Дом кино, или Что заставит человека пойти в народ

    Игорь, он же Контрабас, согласно легенде рождённый с мастихином в руке*, давно стыдил меня за то, что я, работая в просторном здании Дома кино, ещё не сподобился организовать ему выставку. То, что он вырос до персональной выставки,
у него не вызывало ни малейшего сомнения. И в том, что он еще не выставлялся, был виноват, по всей видимости, я.  «Хватит уже плестись в хвосте в коротких штанишках» - упрекал меня Игорь, после чего мне становилось как-то неудобно за свою художественную несостоятельность.

    За пространство Дома кино отвечал легендарный киношный ветеран Аркадий Лазаревич Кушлянский. Моего шапочного знакомства с ним мне казалось недостаточно для такой важной темы разговора, как художественная выставка, и я решил хорошенько подготовиться.

    На втором этаже в фойе белого зала испокон веков находится бар-кафе, где любит проводить время за бокалом-другим коньяка киношный люд. Я доподлинно узнал, что Кушлянский ежедневно обходит весь Дом кино, и именно сюда, в бар, решил заманить могучего старика во время очередного обхода им своих владений. Я был уверен, что нужна неформальная, расслабленная обстановка, взял три коньяка, уселся поуютнее, по-домашнему, и стал ждать. Постепенно осушил все бокалы, повторил набор, зазвал к себе с десяток творцов, так же не жалующих формальности в обогащении своего внутреннего мира посредством биохимических  процессов. Заказы повторялись. Одни люди приходили, другие уходили, но вот мой объект никак не появлялся. Скорее всего, он приходил, но в этот день я не захотел признаться себе, что мне хорошо и без Кушлянского.

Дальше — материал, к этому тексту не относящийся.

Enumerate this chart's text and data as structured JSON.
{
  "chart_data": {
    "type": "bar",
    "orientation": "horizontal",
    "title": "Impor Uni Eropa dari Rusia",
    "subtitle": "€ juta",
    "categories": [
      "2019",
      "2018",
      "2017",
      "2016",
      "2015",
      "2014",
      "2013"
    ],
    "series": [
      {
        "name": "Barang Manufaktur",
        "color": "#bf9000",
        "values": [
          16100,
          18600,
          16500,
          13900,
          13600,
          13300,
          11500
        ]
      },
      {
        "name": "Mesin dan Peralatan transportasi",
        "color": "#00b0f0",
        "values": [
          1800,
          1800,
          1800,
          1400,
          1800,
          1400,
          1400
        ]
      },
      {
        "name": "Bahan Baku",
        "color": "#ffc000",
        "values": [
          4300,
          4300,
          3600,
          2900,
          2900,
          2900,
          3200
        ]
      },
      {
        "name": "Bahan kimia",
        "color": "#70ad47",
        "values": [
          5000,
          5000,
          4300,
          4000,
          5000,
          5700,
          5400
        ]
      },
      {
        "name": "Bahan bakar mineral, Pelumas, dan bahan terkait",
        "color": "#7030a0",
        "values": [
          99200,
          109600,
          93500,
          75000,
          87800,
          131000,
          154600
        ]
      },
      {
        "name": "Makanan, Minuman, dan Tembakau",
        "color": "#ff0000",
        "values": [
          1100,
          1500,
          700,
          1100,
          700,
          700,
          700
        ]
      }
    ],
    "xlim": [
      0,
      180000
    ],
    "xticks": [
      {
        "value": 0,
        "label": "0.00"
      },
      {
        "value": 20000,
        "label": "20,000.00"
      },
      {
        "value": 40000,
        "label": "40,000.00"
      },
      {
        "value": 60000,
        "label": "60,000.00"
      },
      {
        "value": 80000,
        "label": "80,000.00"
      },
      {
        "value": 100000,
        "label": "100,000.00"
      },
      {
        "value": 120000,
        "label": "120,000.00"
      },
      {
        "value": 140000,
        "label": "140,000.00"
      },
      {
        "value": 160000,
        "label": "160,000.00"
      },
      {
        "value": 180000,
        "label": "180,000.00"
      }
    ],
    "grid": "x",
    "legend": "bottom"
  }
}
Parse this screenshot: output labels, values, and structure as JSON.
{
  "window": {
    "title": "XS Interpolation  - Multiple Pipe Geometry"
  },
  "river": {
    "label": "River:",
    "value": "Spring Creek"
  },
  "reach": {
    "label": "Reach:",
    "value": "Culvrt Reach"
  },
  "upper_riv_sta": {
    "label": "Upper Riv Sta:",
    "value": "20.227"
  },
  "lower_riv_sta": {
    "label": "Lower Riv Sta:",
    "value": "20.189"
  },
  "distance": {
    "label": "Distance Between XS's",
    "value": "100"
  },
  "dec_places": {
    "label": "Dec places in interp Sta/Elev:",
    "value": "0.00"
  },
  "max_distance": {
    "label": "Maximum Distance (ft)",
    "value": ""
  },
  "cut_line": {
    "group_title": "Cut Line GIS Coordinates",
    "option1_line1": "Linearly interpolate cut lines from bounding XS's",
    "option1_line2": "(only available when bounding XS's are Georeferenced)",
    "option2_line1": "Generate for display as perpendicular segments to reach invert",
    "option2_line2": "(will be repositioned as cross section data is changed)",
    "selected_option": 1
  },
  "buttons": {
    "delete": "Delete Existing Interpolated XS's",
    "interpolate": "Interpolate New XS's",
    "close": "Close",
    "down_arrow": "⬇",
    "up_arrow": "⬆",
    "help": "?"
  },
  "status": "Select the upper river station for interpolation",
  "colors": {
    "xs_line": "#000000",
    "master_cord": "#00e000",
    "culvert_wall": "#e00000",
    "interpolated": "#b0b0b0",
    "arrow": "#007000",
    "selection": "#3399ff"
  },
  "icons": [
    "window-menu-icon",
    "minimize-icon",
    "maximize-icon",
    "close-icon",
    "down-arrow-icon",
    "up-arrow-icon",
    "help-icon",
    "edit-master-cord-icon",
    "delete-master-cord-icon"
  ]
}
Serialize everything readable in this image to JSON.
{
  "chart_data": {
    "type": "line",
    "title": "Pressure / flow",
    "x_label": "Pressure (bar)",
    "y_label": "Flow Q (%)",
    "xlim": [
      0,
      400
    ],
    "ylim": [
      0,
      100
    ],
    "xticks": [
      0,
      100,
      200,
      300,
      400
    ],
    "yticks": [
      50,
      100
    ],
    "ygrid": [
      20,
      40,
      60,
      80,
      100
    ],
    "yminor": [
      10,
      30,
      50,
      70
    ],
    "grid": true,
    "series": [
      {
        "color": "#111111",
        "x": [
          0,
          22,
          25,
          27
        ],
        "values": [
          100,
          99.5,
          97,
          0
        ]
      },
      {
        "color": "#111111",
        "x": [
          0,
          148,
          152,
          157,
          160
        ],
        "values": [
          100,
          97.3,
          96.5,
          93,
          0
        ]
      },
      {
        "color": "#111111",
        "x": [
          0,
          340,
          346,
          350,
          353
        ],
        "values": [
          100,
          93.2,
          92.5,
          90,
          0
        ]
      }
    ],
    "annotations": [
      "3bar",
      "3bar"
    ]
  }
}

    Второй день я отработал по утвержденному мною сценарию, не теряя бдительности, то есть, строго, как мне казалось, регулируя круг общения и количество спиртного. И опять ушёл ни с чем.

    На свою третью нелегкую рабочую вахту в баре я решил заступить пораньше. Привычно взял коньяк и пошел было к столику, но тут меня окликнули. Это был Алексей Салтыков, наш замечательный кинорежиссер.  Ему было одиноко. Мы разговорились. Я знал, что у него не лучшие времена и хотел, как мог, его поддержать. 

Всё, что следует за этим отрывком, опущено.